Cosco on Friday made a voluntary offer for all the shares of Cogent, saying the offer price of $1.02 is final. Cosco also does not intend to maintain the listing status of Cogent.


See: Cogent gets $1.02 per share cash offer from Cosco Shipping

Analyst Richard Leow says he is disappointed with the offer price as it does not adequately reflect the huge potential for Cogent, when it becomes a subsidiary of Cosco.

“In view of the ceiling to the market price and unjustifiably low offer price, we recommend minority shareholders to take partial profit to avoid tying up capital while the offer remains open and reject the offer,” says Leow in a Monday report.

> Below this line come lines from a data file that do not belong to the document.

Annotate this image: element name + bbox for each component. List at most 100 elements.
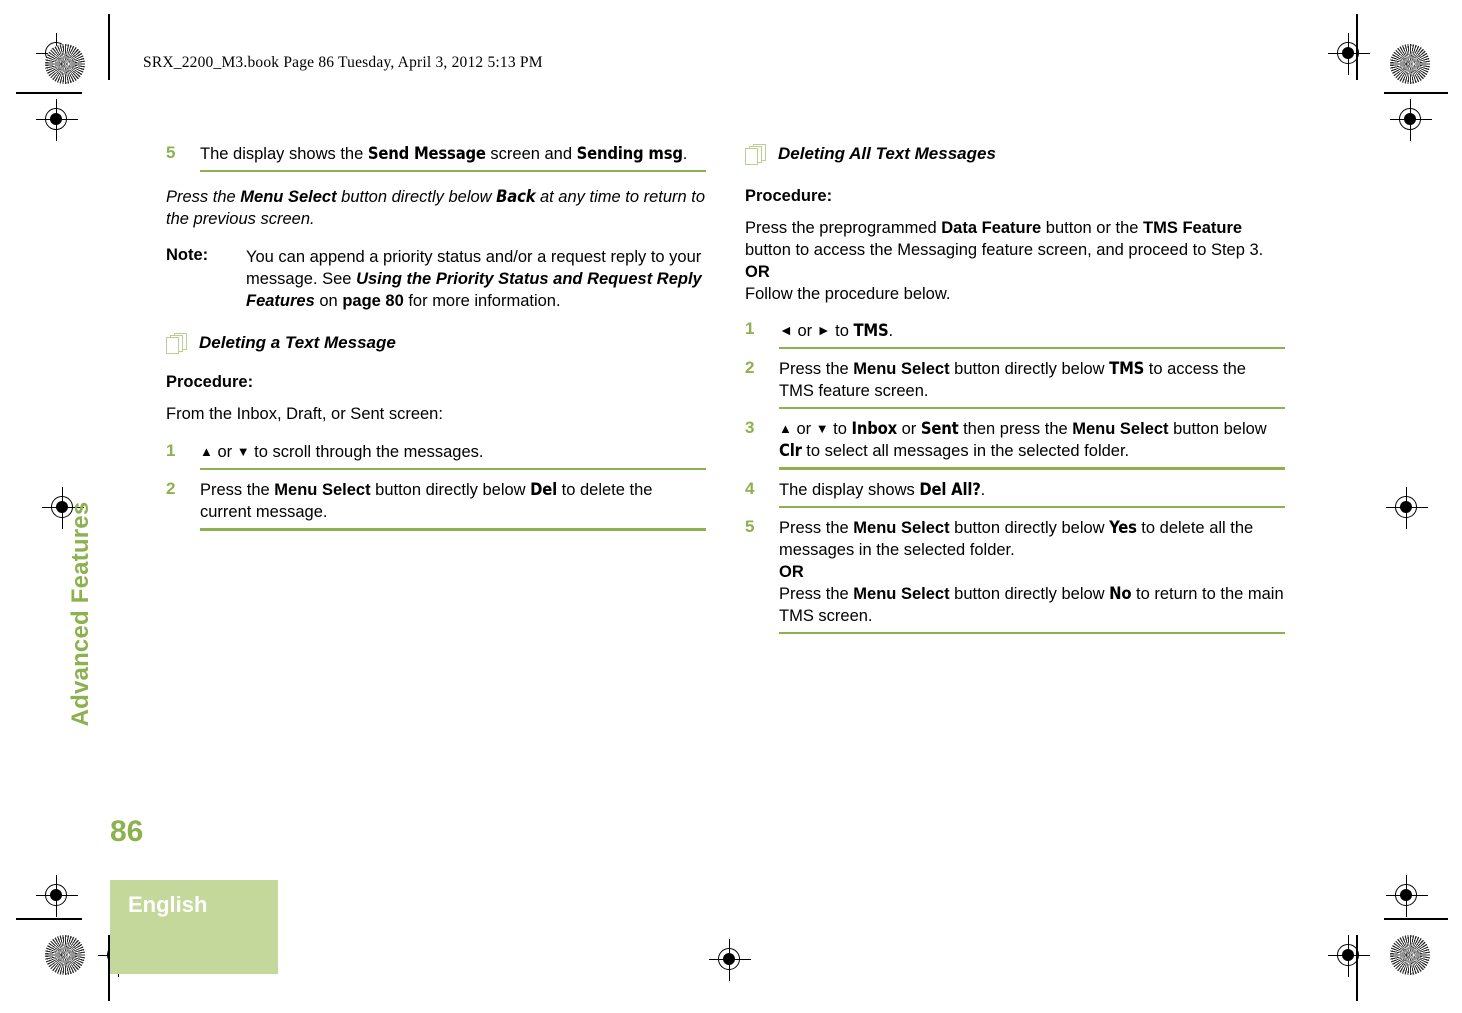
step-item: 3 ▲ or ▼ to Inbox or Sent then press the…	[745, 418, 1285, 470]
step-text: The display shows Del All?.	[779, 479, 1285, 505]
step-number: 2	[745, 358, 755, 378]
menu-select-label: Menu Select	[240, 188, 337, 207]
step-text-part: button below	[1168, 420, 1267, 439]
step-text: Press the Menu Select button directly be…	[779, 517, 1285, 631]
step-text-part: button directly below	[370, 481, 531, 500]
registration-mark-middle-right	[1386, 487, 1428, 529]
registration-mark-bottom-center	[709, 939, 751, 981]
section-heading-deleting-a-text-message: Deleting a Text Message	[166, 332, 706, 356]
note-text-part: on	[314, 292, 343, 311]
document-stamp: SRX_2200_M3.book Page 86 Tuesday, April …	[143, 54, 543, 71]
step-text: The display shows the Send Message scree…	[200, 143, 706, 169]
step-item: 1 ◄ or ► to TMS.	[745, 319, 1285, 350]
lcd-label-send-message: Send Message	[367, 144, 486, 163]
crop-line-top-right-horizontal	[1384, 92, 1448, 94]
step-text-part: then press the	[958, 420, 1073, 439]
step-text-part: or	[791, 420, 816, 439]
step-separator-rule	[779, 505, 1285, 508]
language-label: English	[128, 892, 208, 917]
print-density-target-top-left	[45, 44, 85, 84]
procedure-label-text: Procedure:	[166, 373, 254, 392]
arrow-right-icon: ►	[816, 322, 831, 338]
step-separator-rule	[779, 407, 1285, 410]
step-text-part: to select all messages in the selected f…	[801, 442, 1130, 461]
crop-line-top-left-horizontal	[16, 92, 82, 94]
registration-mark-bottom-right-inner	[1386, 875, 1428, 917]
lcd-label-sending-msg: Sending msg	[576, 144, 683, 163]
step-text: ▲ or ▼ to Inbox or Sent then press the M…	[779, 418, 1285, 466]
step-separator-rule	[779, 467, 1285, 470]
step-text-part: or	[897, 420, 921, 439]
intro-part: Press the preprogrammed	[745, 219, 942, 237]
step-separator-rule	[779, 631, 1285, 634]
right-column: Deleting All Text Messages Procedure: Pr…	[745, 143, 1285, 643]
arrow-down-icon: ▼	[815, 421, 829, 437]
crop-line-bottom-left-horizontal	[16, 918, 82, 920]
step-text-part: Press the	[779, 584, 854, 603]
lcd-label-yes: Yes	[1109, 517, 1137, 537]
press-note-part: Press the	[166, 188, 241, 207]
lcd-label-tms: TMS	[1109, 359, 1145, 379]
step-text-part: or	[212, 443, 237, 462]
step-text: Press the Menu Select button directly be…	[200, 479, 706, 527]
note-label: Note:	[166, 246, 209, 265]
step-separator-rule	[200, 528, 706, 531]
left-column: 5 The display shows the Send Message scr…	[166, 143, 706, 540]
step-text-part: .	[682, 145, 688, 163]
cross-reference-page: page 80	[342, 292, 404, 311]
intro-part: button to access the Messaging feature s…	[745, 241, 1264, 259]
procedure-intro: From the Inbox, Draft, or Sent screen:	[166, 405, 443, 424]
note-text: You can append a priority status and/or …	[246, 246, 706, 312]
lcd-label-inbox: Inbox	[851, 419, 898, 439]
or-label: OR	[745, 263, 770, 281]
step-number: 2	[166, 479, 176, 499]
page-stack-icon	[166, 333, 192, 355]
registration-mark-top-left-inner	[36, 99, 78, 141]
press-menu-select-note: Press the Menu Select button directly be…	[166, 186, 706, 230]
step-text-part: Press the	[200, 481, 275, 500]
arrow-up-icon: ▲	[200, 444, 213, 460]
page-number: 86	[110, 815, 144, 848]
print-density-target-bottom-left	[45, 935, 85, 975]
menu-select-label: Menu Select	[1072, 420, 1169, 439]
step-text-part: The display shows	[779, 480, 920, 499]
menu-select-label: Menu Select	[274, 481, 371, 500]
crop-line-top-left-vertical	[108, 14, 110, 80]
lcd-label-back: Back	[496, 187, 536, 207]
step-separator-rule	[200, 170, 706, 173]
step-number: 5	[166, 143, 176, 162]
step-number: 5	[745, 516, 755, 536]
step-number: 4	[745, 478, 755, 498]
registration-mark-bottom-right	[1328, 935, 1370, 977]
procedure-label: Procedure:	[166, 371, 706, 393]
section-heading-text: Deleting a Text Message	[199, 333, 396, 353]
lcd-label-del-all: Del All?	[919, 479, 981, 499]
lcd-label-tms: TMS	[853, 321, 889, 340]
step-item: 1 ▲ or ▼ to scroll through the messages.	[166, 441, 706, 471]
page-stack-icon	[745, 144, 771, 166]
step-separator-rule	[779, 347, 1285, 350]
procedure-intro: Press the preprogrammed Data Feature but…	[745, 217, 1285, 305]
step-item: 5 Press the Menu Select button directly …	[745, 517, 1285, 634]
lcd-label-no: No	[1109, 583, 1132, 603]
registration-mark-bottom-left	[36, 875, 78, 917]
intro-part: Follow the procedure below.	[745, 285, 951, 303]
procedure-label-text: Procedure:	[745, 187, 833, 205]
intro-part: button or the	[1041, 219, 1144, 237]
step-text-part: .	[980, 480, 986, 499]
step-number: 3	[745, 418, 755, 438]
step-separator-rule	[200, 468, 706, 471]
step-text-part: or	[792, 322, 817, 340]
step-item: 2 Press the Menu Select button directly …	[745, 358, 1285, 410]
note-block: Note: You can append a priority status a…	[166, 246, 706, 312]
lcd-label-clr: Clr	[779, 441, 802, 461]
registration-mark-top-right-inner	[1390, 99, 1432, 141]
step-item: 2 Press the Menu Select button directly …	[166, 479, 706, 531]
menu-select-label: Menu Select	[853, 584, 950, 603]
step-text-part: The display shows the	[200, 145, 368, 163]
or-label: OR	[779, 562, 804, 581]
note-text-part: for more information.	[403, 292, 561, 311]
step-text-part: to	[830, 322, 854, 340]
press-note-part: button directly below	[336, 188, 497, 207]
chapter-side-tab: Advanced Features	[67, 501, 94, 727]
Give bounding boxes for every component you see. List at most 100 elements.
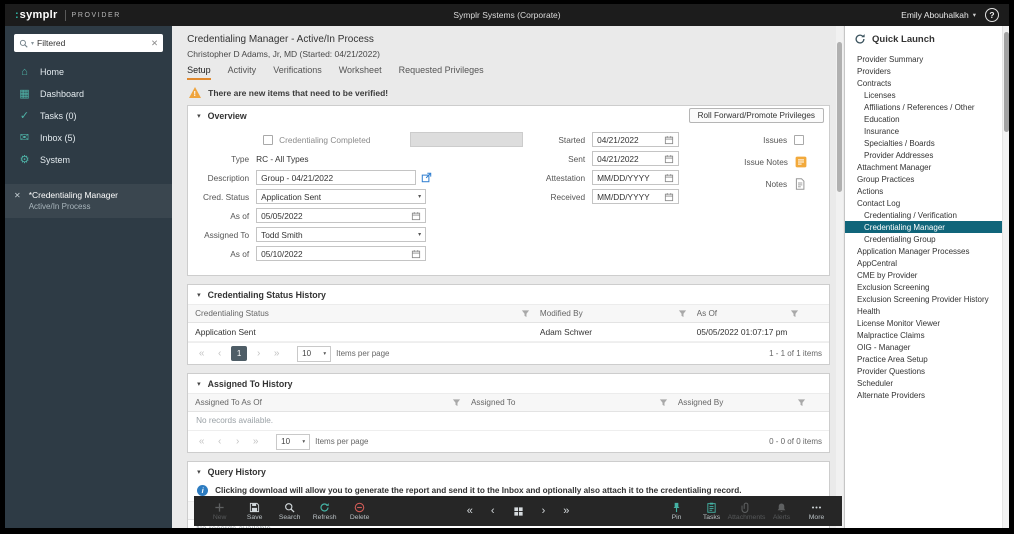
close-module-icon[interactable]: ✕ [14,191,21,211]
calendar-icon[interactable] [664,154,674,164]
toolbar-tasks-button[interactable]: Tasks [694,501,729,521]
sidebar-item-dashboard[interactable]: ▦Dashboard [5,83,172,105]
tab-verifications[interactable]: Verifications [273,65,322,80]
quick-launch-item-licenses[interactable]: Licenses [845,89,1002,101]
pager-next-button[interactable]: › [231,437,244,447]
quick-launch-item-education[interactable]: Education [845,113,1002,125]
credentialing-completed-checkbox[interactable] [263,135,273,145]
clear-search-icon[interactable]: ✕ [151,38,158,49]
quick-launch-item-license-monitor-viewer[interactable]: License Monitor Viewer [845,317,1002,329]
quick-launch-item-scheduler[interactable]: Scheduler [845,377,1002,389]
quick-launch-item-provider-addresses[interactable]: Provider Addresses [845,149,1002,161]
scrollbar-thumb[interactable] [837,42,842,192]
sidebar-item-tasks-0[interactable]: ✓Tasks (0) [5,105,172,127]
pager-next-button[interactable]: › [252,349,265,359]
help-icon[interactable]: ? [985,8,999,22]
quick-launch-item-application-manager-processes[interactable]: Application Manager Processes [845,245,1002,257]
collapse-caret-icon[interactable]: ▾ [197,468,201,476]
quick-launch-item-malpractice-claims[interactable]: Malpractice Claims [845,329,1002,341]
quick-launch-item-provider-questions[interactable]: Provider Questions [845,365,1002,377]
toolbar-pin-button[interactable]: Pin [659,501,694,521]
next-record-button[interactable]: › [542,506,546,517]
page-size-select[interactable]: 10▾ [276,434,310,450]
calendar-icon[interactable] [664,135,674,145]
quick-launch-item-insurance[interactable]: Insurance [845,125,1002,137]
filter-icon[interactable] [678,309,687,318]
quick-launch-scrollbar[interactable] [1002,26,1009,528]
refresh-quick-launch-icon[interactable] [854,33,866,45]
quick-launch-item-credentialing-manager[interactable]: Credentialing Manager [845,221,1002,233]
open-description-icon[interactable] [421,172,432,183]
pager-last-button[interactable]: » [249,437,262,447]
filter-icon[interactable] [790,309,799,318]
quick-launch-item-attachment-manager[interactable]: Attachment Manager [845,161,1002,173]
started-date-input[interactable]: 04/21/2022 [592,132,679,147]
main-scrollbar[interactable] [836,26,843,528]
quick-launch-item-alternate-providers[interactable]: Alternate Providers [845,389,1002,401]
pager-prev-button[interactable]: ‹ [213,349,226,359]
quick-launch-item-contracts[interactable]: Contracts [845,77,1002,89]
quick-launch-item-credentialing-group[interactable]: Credentialing Group [845,233,1002,245]
pager-last-button[interactable]: » [270,349,283,359]
pager-page-button[interactable]: 1 [231,346,247,361]
received-date-input[interactable]: MM/DD/YYYY [592,189,679,204]
sent-date-input[interactable]: 04/21/2022 [592,151,679,166]
tab-activity[interactable]: Activity [228,65,257,80]
toolbar-new-button[interactable]: New [202,501,237,521]
quick-launch-item-specialties-boards[interactable]: Specialties / Boards [845,137,1002,149]
scrollbar-thumb[interactable] [1004,32,1009,132]
roll-forward-button[interactable]: Roll Forward/Promote Privileges [689,108,824,123]
table-row[interactable]: Application SentAdam Schwer05/05/2022 01… [188,323,829,342]
toolbar-alerts-button[interactable]: Alerts [764,501,799,521]
quick-launch-item-cme-by-provider[interactable]: CME by Provider [845,269,1002,281]
page-size-select[interactable]: 10▾ [297,346,331,362]
sidebar-item-inbox-5[interactable]: ✉Inbox (5) [5,127,172,149]
open-module-card[interactable]: ✕ *Credentialing Manager Active/In Proce… [5,184,172,218]
tab-requested-privileges[interactable]: Requested Privileges [399,65,484,80]
quick-launch-item-credentialing-verification[interactable]: Credentialing / Verification [845,209,1002,221]
filter-icon[interactable] [452,398,461,407]
assigned-to-select[interactable]: Todd Smith▾ [256,227,426,242]
quick-launch-item-affiliations-references-other[interactable]: Affiliations / References / Other [845,101,1002,113]
pager-prev-button[interactable]: ‹ [213,437,226,447]
issue-notes-icon[interactable] [795,156,807,168]
quick-launch-item-contact-log[interactable]: Contact Log [845,197,1002,209]
calendar-icon[interactable] [411,249,421,259]
quick-launch-item-practice-area-setup[interactable]: Practice Area Setup [845,353,1002,365]
quick-launch-item-appcentral[interactable]: AppCentral [845,257,1002,269]
notes-icon[interactable] [794,178,806,190]
record-grid-icon[interactable] [513,506,524,517]
pager-first-button[interactable]: « [195,349,208,359]
attestation-date-input[interactable]: MM/DD/YYYY [592,170,679,185]
calendar-icon[interactable] [411,211,421,221]
quick-launch-item-provider-summary[interactable]: Provider Summary [845,53,1002,65]
status-as-of-date-input[interactable]: 05/05/2022 [256,208,426,223]
assigned-as-of-date-input[interactable]: 05/10/2022 [256,246,426,261]
calendar-icon[interactable] [664,192,674,202]
last-record-button[interactable]: » [563,506,569,517]
collapse-caret-icon[interactable]: ▾ [197,380,201,388]
toolbar-refresh-button[interactable]: Refresh [307,501,342,521]
quick-launch-item-exclusion-screening-provider-history[interactable]: Exclusion Screening Provider History [845,293,1002,305]
quick-launch-item-oig-manager[interactable]: OIG - Manager [845,341,1002,353]
collapse-caret-icon[interactable]: ▾ [197,112,201,120]
quick-launch-item-providers[interactable]: Providers [845,65,1002,77]
quick-launch-item-exclusion-screening[interactable]: Exclusion Screening [845,281,1002,293]
cred-status-select[interactable]: Application Sent▾ [256,189,426,204]
toolbar-delete-button[interactable]: Delete [342,501,377,521]
search-scope-caret-icon[interactable]: ▾ [31,40,34,47]
collapse-caret-icon[interactable]: ▾ [197,291,201,299]
quick-launch-item-actions[interactable]: Actions [845,185,1002,197]
description-input[interactable]: Group - 04/21/2022 [256,170,416,185]
pager-first-button[interactable]: « [195,437,208,447]
filter-icon[interactable] [659,398,668,407]
sidebar-search-input[interactable] [37,38,148,48]
sidebar-item-system[interactable]: ⚙System [5,149,172,171]
first-record-button[interactable]: « [467,506,473,517]
quick-launch-item-group-practices[interactable]: Group Practices [845,173,1002,185]
filter-icon[interactable] [797,398,806,407]
calendar-icon[interactable] [664,173,674,183]
tab-setup[interactable]: Setup [187,65,211,80]
toolbar-more-button[interactable]: More [799,501,834,521]
tab-worksheet[interactable]: Worksheet [339,65,382,80]
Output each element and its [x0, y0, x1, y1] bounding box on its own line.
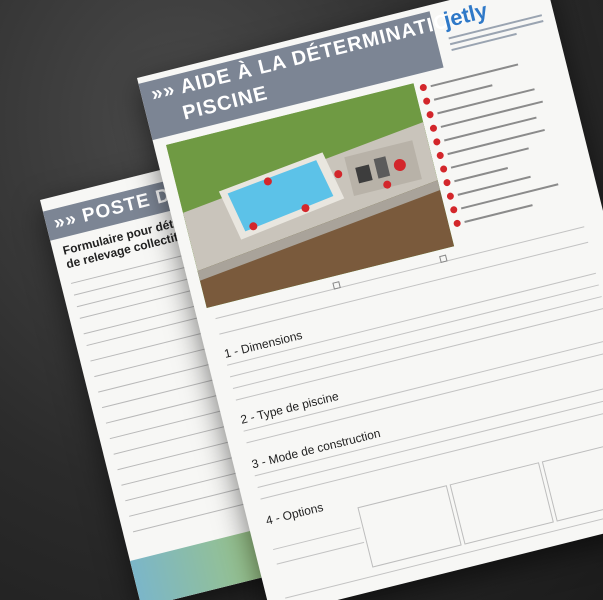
legend-marker: [422, 96, 431, 106]
legend-marker: [429, 124, 438, 133]
checkbox: [332, 281, 341, 290]
legend-marker: [432, 137, 442, 147]
legend-marker: [446, 191, 455, 201]
legend-marker: [425, 110, 435, 119]
photo-scene: »» POSTE DE RE Formulaire pour déterm de…: [0, 0, 603, 600]
legend-marker: [435, 151, 445, 160]
options-table-column: [449, 462, 554, 545]
legend-marker: [419, 83, 428, 92]
legend-marker: [449, 205, 459, 215]
legend-marker: [439, 164, 448, 174]
legend-marker: [452, 219, 462, 228]
section-options-heading: 4 - Options: [264, 499, 325, 528]
jetly-logo: jetly: [435, 0, 553, 62]
illustration-legend: [419, 50, 592, 233]
options-table-column: [541, 439, 603, 522]
legend-marker: [442, 178, 452, 187]
options-table-column: [357, 485, 462, 568]
checkbox: [439, 254, 448, 264]
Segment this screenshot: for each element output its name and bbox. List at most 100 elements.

Leow says Cosco’s offer price is only 14.9x of trailing 12-month (July 1, 2016 to June 30, 2017) EPS of 6.86 cents. The offer price is at an 8.9% discount to Phillip’s existing target price.

On the other hand, Poh Tiong Choon Logistics, arguably Cogent’s closest peer, had an offer price of $1.30, which was 23.0x of trailing 12-month from (July 1, 2016 to June 30) EPS of 5.66 cents.

In addition, the trailing price-to-earnings multiple of 14.9x does not adequately reflect the huge potential from the Jurong Island Chemical Logistics Facility (JICLF) project and China Cosco’s plans for Cogent.

As it is, Phillip has been bullish on the outlook for Cogent, arguing that the JICLF project will potentially double Cogent’s warehousing capacity. Moreover, profit margin at JICLF is expected to be higher, as it will be handling dangerous goods.

“We expect more than 40% growth in net profit in FY19. With China Cosco’s plans for Cogent to be a regional logistics player, the future for Cogent now looks even brighter,” says Leow.

Nevertheless, if Cosco receives at least 90% acceptance, trading of shares in Cogent will be suspended and Cosco will exercise its right to compulsorily acquire all the shares and delist Cogent.

Shareholders with a combined stake of 84.33% have already given their undertaking to accept the offer. This means Cosco only requires a further 5.67% acceptance to garner the 90% required to compulsorily acquire all the shares and delist Cogent.

In addition, it is unlikely for a competing proposal to materialise as the undertaking shareholders will not be able to accept one, even if it is at a higher price than the offer price.

As such, minority shareholders should not hope for any price appreciation beyond the offer price until the offer closes.

“If the delisting is successful, minority shareholders will receive $1.02 anyway. If the delisting fails, minority shareholders will remain shareholders of Cogent, a listed-subsidiary of Cosco, and will reap the full returns and risks as China Cosco attempts to build Cogent into a regional logistics player,” concludes Leow.

Shares in Cogent are up 2.5% or 2.5 cents at $1.015 or about 15 times FY17 earnings.